Но хлеборезка и кухня доставляли все, что полагалось по числу обитателей юрты. Санитары из выздоравливающих приносили завтрак – сахар, чай, каша; обед – баланда, каша с селедкой, с камсой или с сарделькой; ужин – каша, чай. Некую часть от хлебных паек, баланды и положенных всем селедок или сарделек они, разумеется, «отслаивали» себе, но все же оставалось еще достаточно такого, чего истощенные дезинтерики не могли и не должны были есть. Все это принимали Аня и ее сменщица, тощая, сварливая старуха с грыжей.
Но их обильный корм никто не назвал бы легким. В дизентерийном отсеке кислое зловоние смешивалось с пронзительным запахом хлорки. Входя туда, я предварительно свертывал козью ножку покруче, из самой забористой махорки или самосада. И все же каждый раз мутило до тошноты.
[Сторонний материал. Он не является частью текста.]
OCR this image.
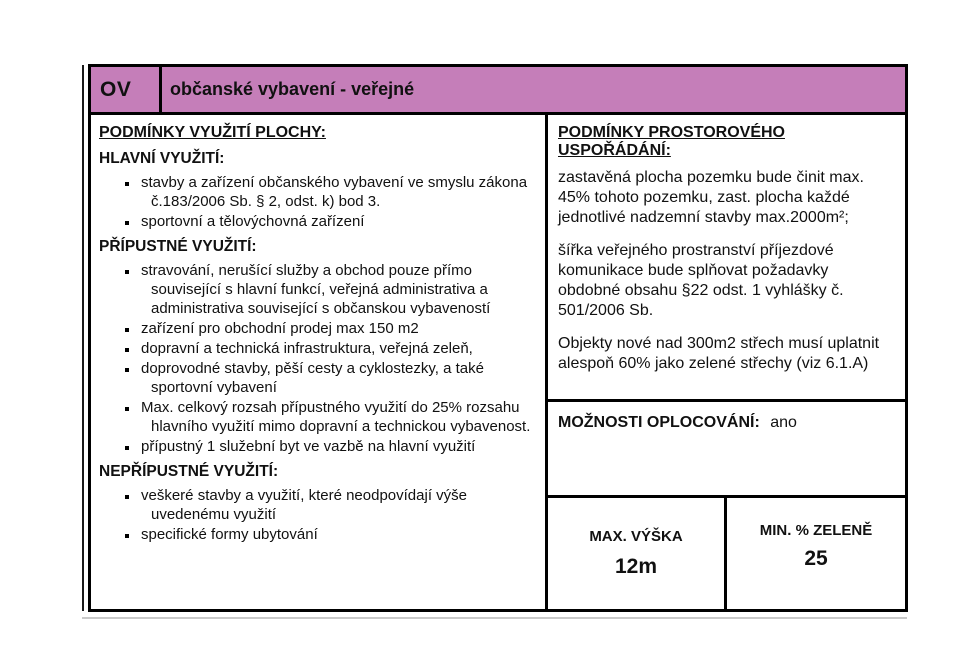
OV občanské vybavení - veřejné
PODMÍNKY VYUŽITÍ PLOCHY:
HLAVNÍ VYUŽITÍ:
stavby a zařízení občanského vybavení ve smyslu zákona č.183/2006 Sb. § 2, odst. k) bod 3.
sportovní a tělovýchovná zařízení
PŘÍPUSTNÉ VYUŽITÍ:
stravování, nerušící služby a obchod pouze přímo související s hlavní funkcí, veřejná administrativa a administrativa související s občanskou vybaveností
zařízení pro obchodní prodej max 150 m2
dopravní a technická infrastruktura, veřejná zeleň,
doprovodné stavby, pěší cesty a cyklostezky, a také sportovní vybavení
Max. celkový rozsah přípustného využití do 25% rozsahu hlavního využití mimo dopravní a technickou vybavenost.
přípustný 1 služební byt ve vazbě na hlavní využití
NEPŘÍPUSTNÉ VYUŽITÍ:
veškeré stavby a využití, které neodpovídají výše uvedenému využití
specifické formy ubytování
PODMÍNKY PROSTOROVÉHO USPOŘÁDÁNÍ:

zastavěná plocha pozemku bude činit max. 45% tohoto pozemku, zast. plocha každé jednotlivé nadzemní stavby max.2000m²;

šířka veřejného prostranství příjezdové komunikace bude splňovat požadavky obdobné obsahu §22 odst. 1 vyhlášky č. 501/2006 Sb.

Objekty nové nad 300m2 střech musí uplatnit alespoň 60% jako zelené střechy (viz 6.1.A)

MOŽNOSTI OPLOCOVÁNÍ: ano
MAX. VÝŠKA
12m
MIN. % ZELENĚ
25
На первых койках, ближе к дверям лежали выздоравливающие или «легкие», такие, кто сами ходили в особую парашу, густо обмазанную хлоркой. У них были матрасы с простынями. Дальше располагались тяжелые – скелеты, обтянутые дряблой кожей; они лежали на клеенчатых подстилках, едва прикрытые грязными рваными простынями. Они ходили под себя.
Аня убирала за ними, выносила жестяные шайки, служившие суднами, обмывала их, бегала за мной, когда кому-нибудь становилось совсем худо, чтобы я сделал укол. Страшно было делать внутримышечные уколы, когда вместо мышц – узловатые кости, и под бледной грязно-пористой кожей – только жидкий слой плоти, уже едва живой.
За неделю-другую Аня, и раньше выглядевшая вполне упитанной, растолстела, щеки налились клюквеннным румянцем, глаза словно бы уменьшились, потускнела синева зрачков. Ей выдали клеенчатый фартук и рукавицы. Фартук всегда блестел влажно и вонял хлоркой.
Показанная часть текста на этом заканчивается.